A Roma, frequentando intellettuali ed artisti, più o meno intinti di liberalismo, pur non essendo iscritto ad alcuna società segreta, ebbe le prime noie dalla polizia pontificia, perché coinvolto nel processo Maroncelli come autore d'un sigillo simboleggiante l'Italia con la lancia abbassata e ai piedi un leone dormente, col motto non semper.Ma da tali noie non subì alcuna grave conseguenza. Anche a Roma gli giunsero le notizie dei moti di Napoli e di Torino del 1820-1821. Avrebbe voluto andare a combattere per Napoli, ma il Solaro della Margarita, allora suo amico e segretario di legazione a Napoli, lo dissuase dal farlo.

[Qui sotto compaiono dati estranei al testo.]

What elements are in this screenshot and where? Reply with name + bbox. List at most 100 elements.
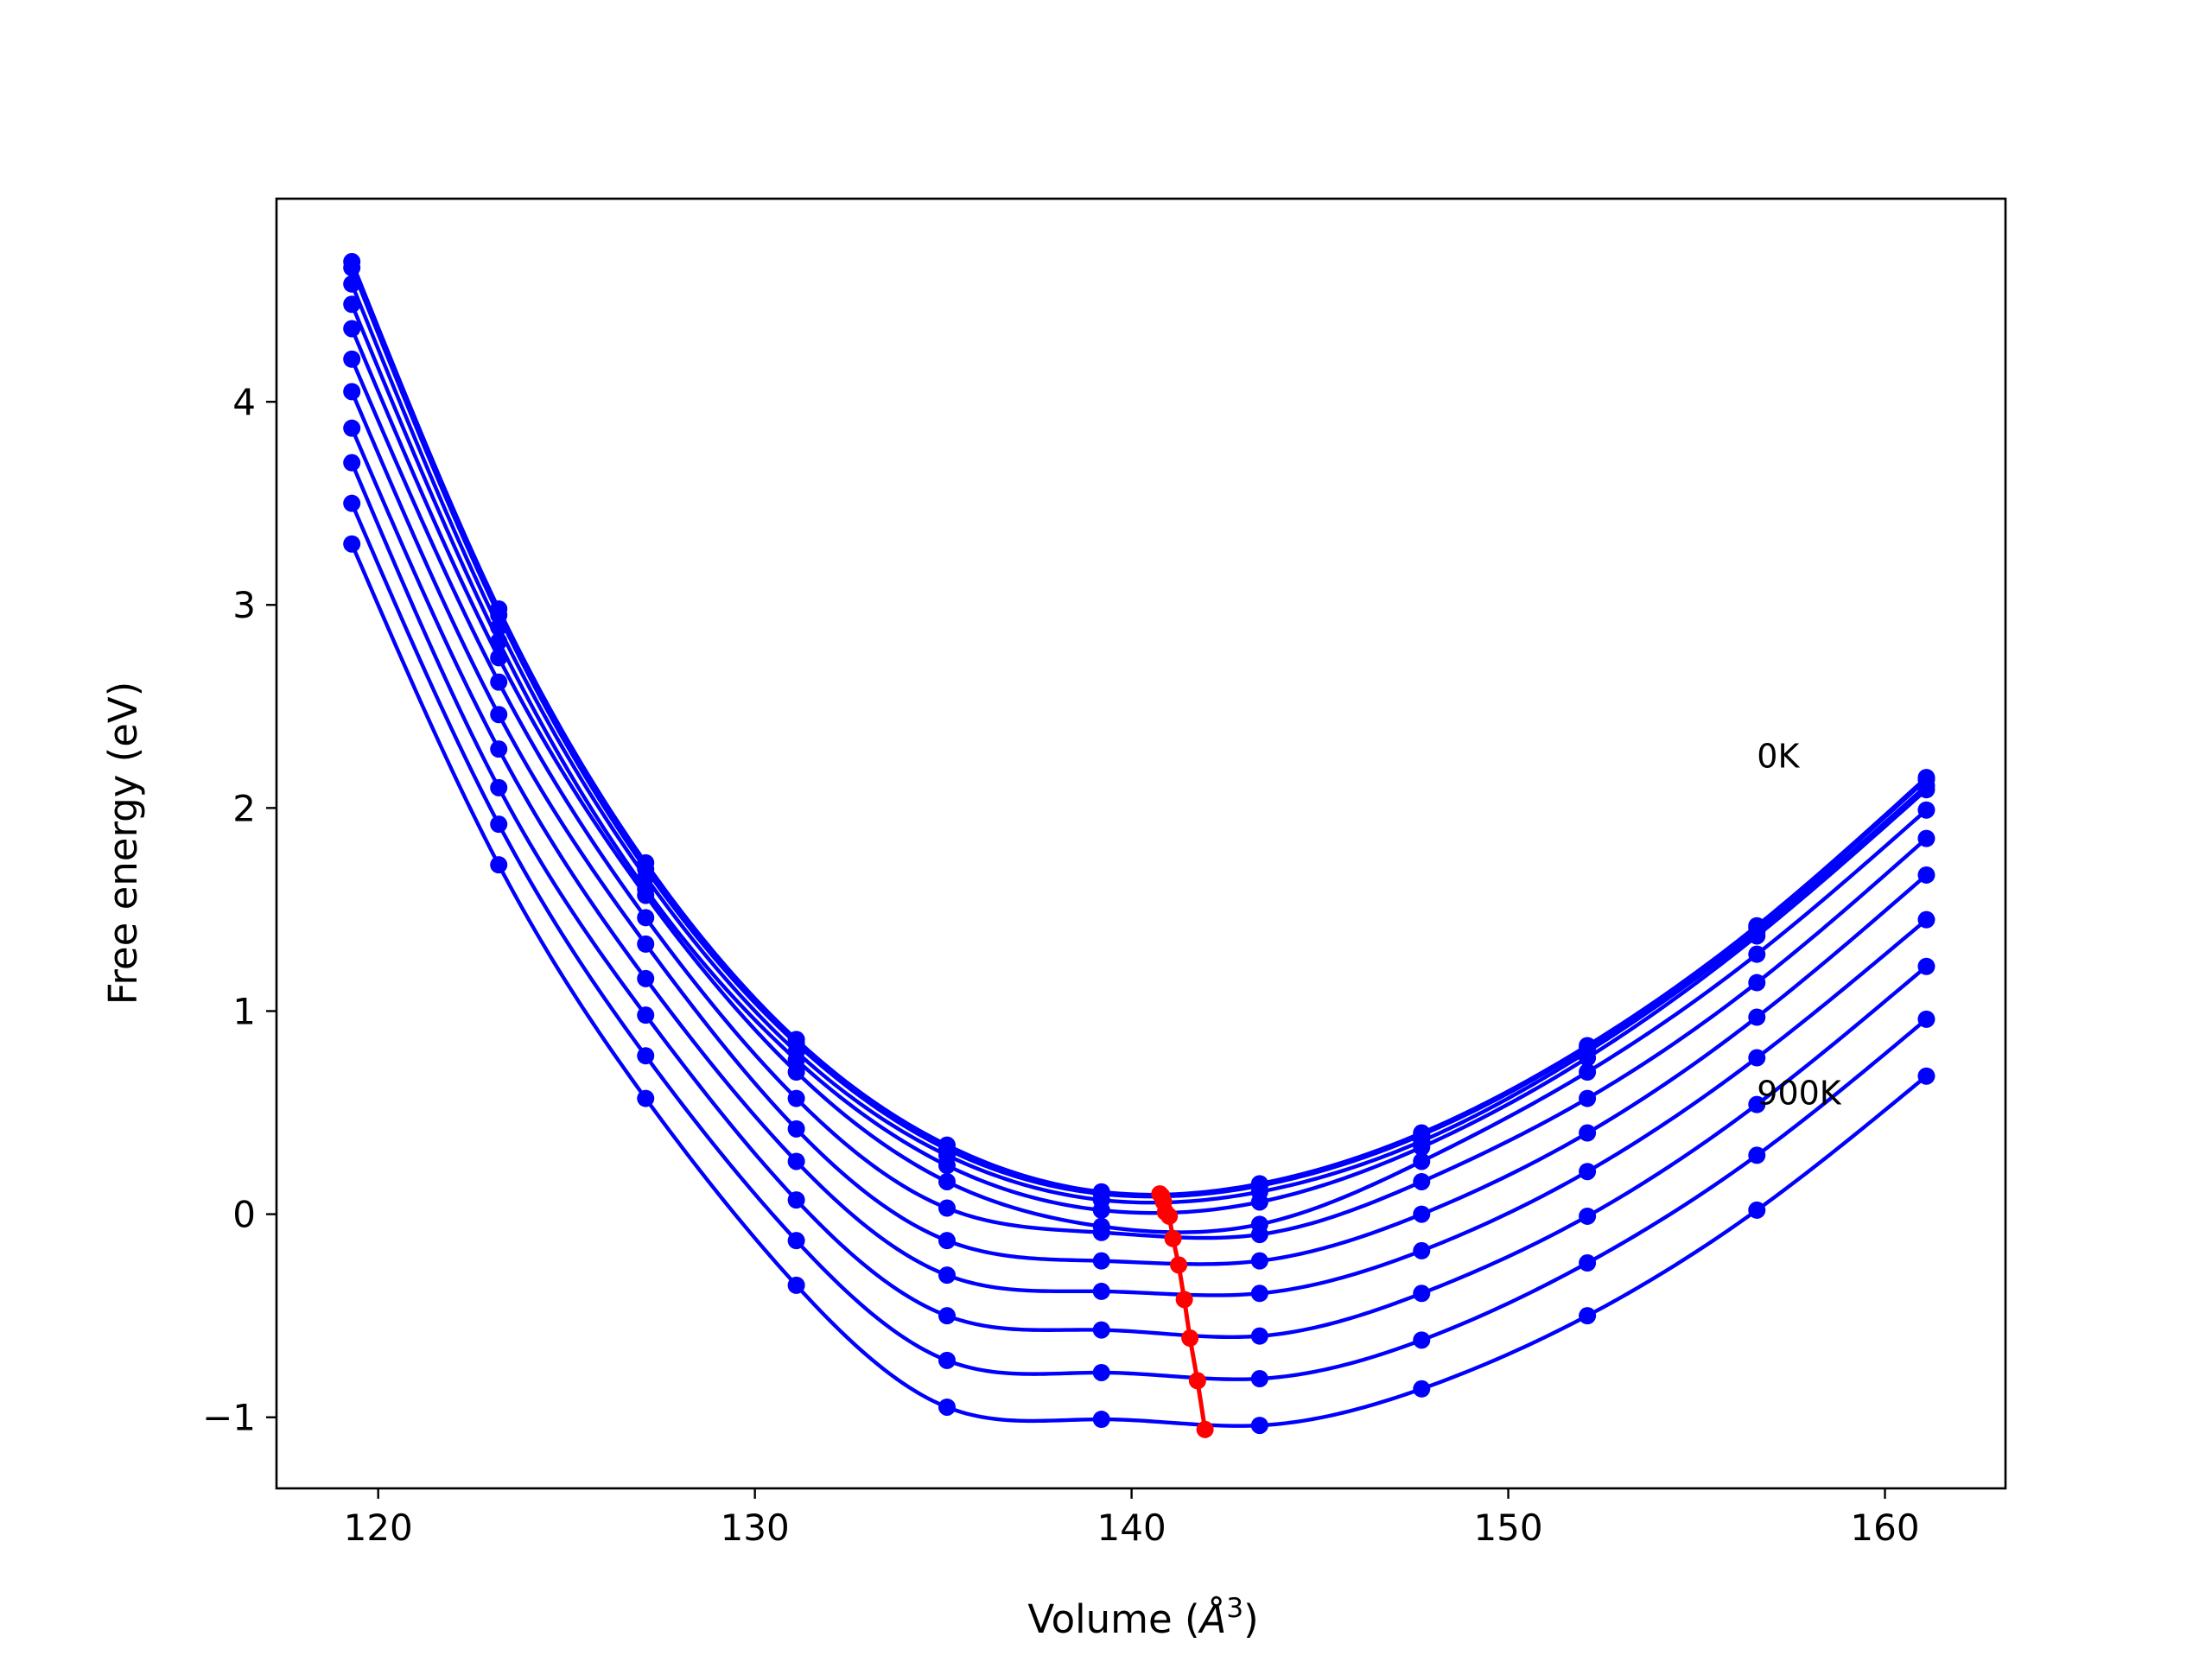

In quanto ai moti piemontesi, il padre temeva che, se non fosse stato a Roma, vi avrebbe forse partecipato. "Se fra tante brighe - scriveva il marchese Cesare al card. Consalvi (Archivio Vaticano, Lettere di particolari, rubr. 284, 30 luglio 1821) - Ella ha rammentato il mio figlio, avrà pensato essere stata Grazia speciale di Dio l'essere lui rimasto costà. Chi sa quale sarebbe stato, se si fosse trovato qui lo scorso marzo, quando a tanti nobilissimi giovani, eziandio d'alte speranze, andò in volta il senno?".

Passata la burrasca, l'A. compose uno scritterello, non pubblicato, Lo Stato d'Italia all'epoca dei rivolgimenti del '21, (ora in M. d'A., Scritti e discorsi politici a cura di M. De Rubris, I, Firenze 1931, pp. 533-539), in cui condannava le rivoluzioni in genere e quella del '21 in Piemonte in specie, ma nello studio sulle cause del fallimento del moto riecheggiava un motivo alfieriano: "Lo stato più abbietto di un popolo è quando un despotismo dolce gl'impedisce d'odiarlo quanto dovrebbe".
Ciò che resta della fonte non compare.